Tekst Cindy Stienstra
Gepubliceerd op 26-02-2020
Leren houden van het onhebbelijke kind, vraagt je te houden van het onhebbelijke in jezelf. De oplossing ligt zelden in de samenstelling van de klas.

Hij pruttelt nog een ‘dan had u mijn huiswerk maar vaker moeten controleren’, voordat hij ontregeld mijn glimlach beantwoordt. Ik besluit dat ik dol op hem ben, op al zijn dwarsheid, zijn oeverloze gemopper, zijn scherpe, beschuldigende toon, op zijn tomeloze passiviteit. In een flits zie ik zijn weerstand voor wat het is: een signaal dat het niet goed hem gaat.
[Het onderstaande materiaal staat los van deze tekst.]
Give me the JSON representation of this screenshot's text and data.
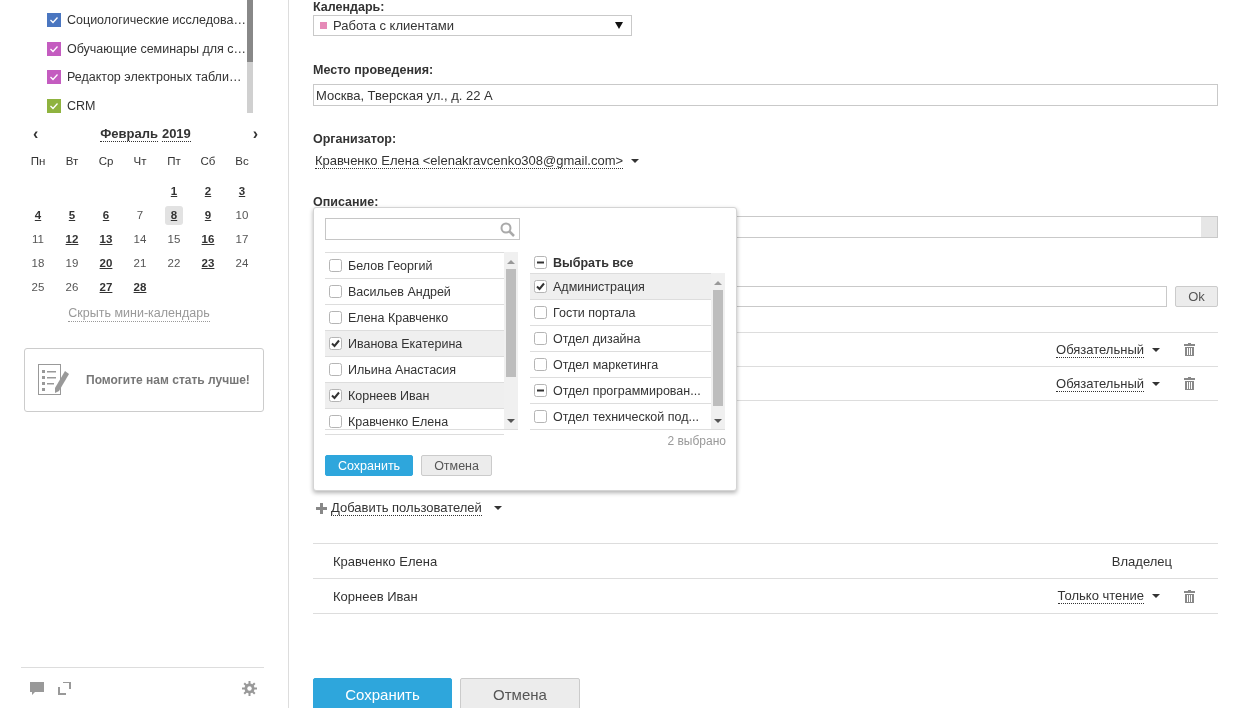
{
  "sidebar": {
    "calendars": [
      {
        "label": "Социологические исследова…",
        "color": "#4a76c0",
        "checked": true
      },
      {
        "label": "Обучающие семинары для с…",
        "color": "#c45cc0",
        "checked": true
      },
      {
        "label": "Редактор электроных табли…",
        "color": "#c45cc0",
        "checked": true
      },
      {
        "label": "CRM",
        "color": "#8fb33f",
        "checked": true
      }
    ],
    "mini_calendar": {
      "prev": "‹",
      "month": "Февраль",
      "year": "2019",
      "next": "›",
      "weekdays": [
        "Пн",
        "Вт",
        "Ср",
        "Чт",
        "Пт",
        "Сб",
        "Вс"
      ],
      "weeks": [
        [
          {
            "kind": "empty"
          },
          {
            "kind": "empty"
          },
          {
            "kind": "empty"
          },
          {
            "kind": "empty"
          },
          {
            "kind": "day",
            "day": "1",
            "has_events": true,
            "today": false
          },
          {
            "kind": "day",
            "day": "2",
            "has_events": true,
            "today": false
          },
          {
            "kind": "day",
            "day": "3",
            "has_events": true,
            "today": false
          }
        ],
        [
          {
            "kind": "day",
            "day": "4",
            "has_events": true,
            "today": false
          },
          {
            "kind": "day",
            "day": "5",
            "has_events": true,
            "today": false
          },
          {
            "kind": "day",
            "day": "6",
            "has_events": true,
            "today": false
          },
          {
            "kind": "day",
            "day": "7",
            "has_events": false,
            "today": false
          },
          {
            "kind": "day",
            "day": "8",
            "has_events": true,
            "today": true
          },
          {
            "kind": "day",
            "day": "9",
            "has_events": true,
            "today": false
          },
          {
            "kind": "day",
            "day": "10",
            "has_events": false,
            "today": false
          }
        ],
        [
          {
            "kind": "day",
            "day": "11",
            "has_events": false,
            "today": false
          },
          {
            "kind": "day",
            "day": "12",
            "has_events": true,
            "today": false
          },
          {
            "kind": "day",
            "day": "13",
            "has_events": true,
            "today": false
          },
          {
            "kind": "day",
            "day": "14",
            "has_events": false,
            "today": false
          },
          {
            "kind": "day",
            "day": "15",
            "has_events": false,
            "today": false
          },
          {
            "kind": "day",
            "day": "16",
            "has_events": true,
            "today": false
          },
          {
            "kind": "day",
            "day": "17",
            "has_events": false,
            "today": false
          }
        ],
        [
          {
            "kind": "day",
            "day": "18",
            "has_events": false,
            "today": false
          },
          {
            "kind": "day",
            "day": "19",
            "has_events": false,
            "today": false
          },
          {
            "kind": "day",
            "day": "20",
            "has_events": true,
            "today": false
          },
          {
            "kind": "day",
            "day": "21",
            "has_events": false,
            "today": false
          },
          {
            "kind": "day",
            "day": "22",
            "has_events": false,
            "today": false
          },
          {
            "kind": "day",
            "day": "23",
            "has_events": true,
            "today": false
          },
          {
            "kind": "day",
            "day": "24",
            "has_events": false,
            "today": false
          }
        ],
        [
          {
            "kind": "day",
            "day": "25",
            "has_events": false,
            "today": false
          },
          {
            "kind": "day",
            "day": "26",
            "has_events": false,
            "today": false
          },
          {
            "kind": "day",
            "day": "27",
            "has_events": true,
            "today": false
          },
          {
            "kind": "day",
            "day": "28",
            "has_events": true,
            "today": false
          },
          {
            "kind": "empty"
          },
          {
            "kind": "empty"
          },
          {
            "kind": "empty"
          }
        ]
      ],
      "hide_link": "Скрыть мини-календарь"
    },
    "feedback": "Помогите нам стать лучше!"
  },
  "form": {
    "calendar_label": "Календарь:",
    "calendar_value": {
      "text": "Работа с клиентами",
      "color": "#e68ab8"
    },
    "location_label": "Место проведения:",
    "location_value": "Москва, Тверская ул., д. 22 А",
    "organizer_label": "Организатор:",
    "organizer_value": "Кравченко Елена <elenakravcenko308@gmail.com>",
    "description_label": "Описание:",
    "invite_button": "Ok",
    "attendees": [
      {
        "role": "Обязательный"
      },
      {
        "role": "Обязательный"
      }
    ],
    "add_users": "Добавить пользователей",
    "access": [
      {
        "name": "Кравченко Елена",
        "role": "Владелец",
        "kind": "owner"
      },
      {
        "name": "Корнеев Иван",
        "role": "Только чтение",
        "kind": "member"
      }
    ],
    "save": "Сохранить",
    "cancel": "Отмена"
  },
  "user_picker": {
    "users": [
      {
        "name": "Белов Георгий",
        "checked": false,
        "selected": false
      },
      {
        "name": "Васильев Андрей",
        "checked": false,
        "selected": false
      },
      {
        "name": "Елена Кравченко",
        "checked": false,
        "selected": false
      },
      {
        "name": "Иванова Екатерина",
        "checked": true,
        "selected": true
      },
      {
        "name": "Ильина Анастасия",
        "checked": false,
        "selected": false
      },
      {
        "name": "Корнеев Иван",
        "checked": true,
        "selected": true
      },
      {
        "name": "Кравченко Елена",
        "checked": false,
        "selected": false
      }
    ],
    "select_all": {
      "label": "Выбрать все",
      "checked": false,
      "partial": true
    },
    "groups": [
      {
        "name": "Администрация",
        "checked": true,
        "partial": false,
        "selected": true
      },
      {
        "name": "Гости портала",
        "checked": false,
        "partial": false,
        "selected": false
      },
      {
        "name": "Отдел дизайна",
        "checked": false,
        "partial": false,
        "selected": false
      },
      {
        "name": "Отдел маркетинга",
        "checked": false,
        "partial": false,
        "selected": false
      },
      {
        "name": "Отдел программирован...",
        "checked": false,
        "partial": true,
        "selected": false
      },
      {
        "name": "Отдел технической под...",
        "checked": false,
        "partial": false,
        "selected": false
      }
    ],
    "count": "2 выбрано",
    "save": "Сохранить",
    "cancel": "Отмена"
  }
}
Verleid door oprechte benieuwdheid laat ik mijn angst te soft te zijn, samen met mijn punctuele resultaatgerichtheid varen, en stel hem de vraag: ‘Wat wil je me eigenlijk zeggen?’

Hoewel het nog een jaar zou duren voor hij en ik het antwoord vonden, sloeg het moment van míjn besluit een gouden bordje in mijn tijdlijn. Voortaan was er een ‘voor’ en een ‘na’. Door zijn eerlijke, assertieve, dappere houding beperkte hij de periode waarin lesgeven me meer energie kostte dan het mijn leerlingen opleverde, ik regelroepend tegen de stroom inroeide, waarin ik orde houden verwarde met leren, tot een zeer schappelijk minimum. Het was het moment waarop ik leerde te houden van Het Onhebbelijke Kind.

Het onderwijs is er vol van, zo bezworen collega’s en opleiders me. De truc is te leren ermee om te gaan, ze ‘kort’ te houden, te beteugelen en zo nodig te isoleren. In iedere klas heb je er wel een paar. Onhebbelijke kinderen. Met mijn zachte, betrokken karakter zou ik geheid moeite krijgen met allerlei gespuis uit deze groep, zo werd mij voorspeld. Goedgelovig twijfelde ik vooral veel aan mijn vermogen om te gaan met ‘lastig’ gedrag om zo precies datgeen te creëren wat ik het meest vreesde: Onhebbelijke kinderen.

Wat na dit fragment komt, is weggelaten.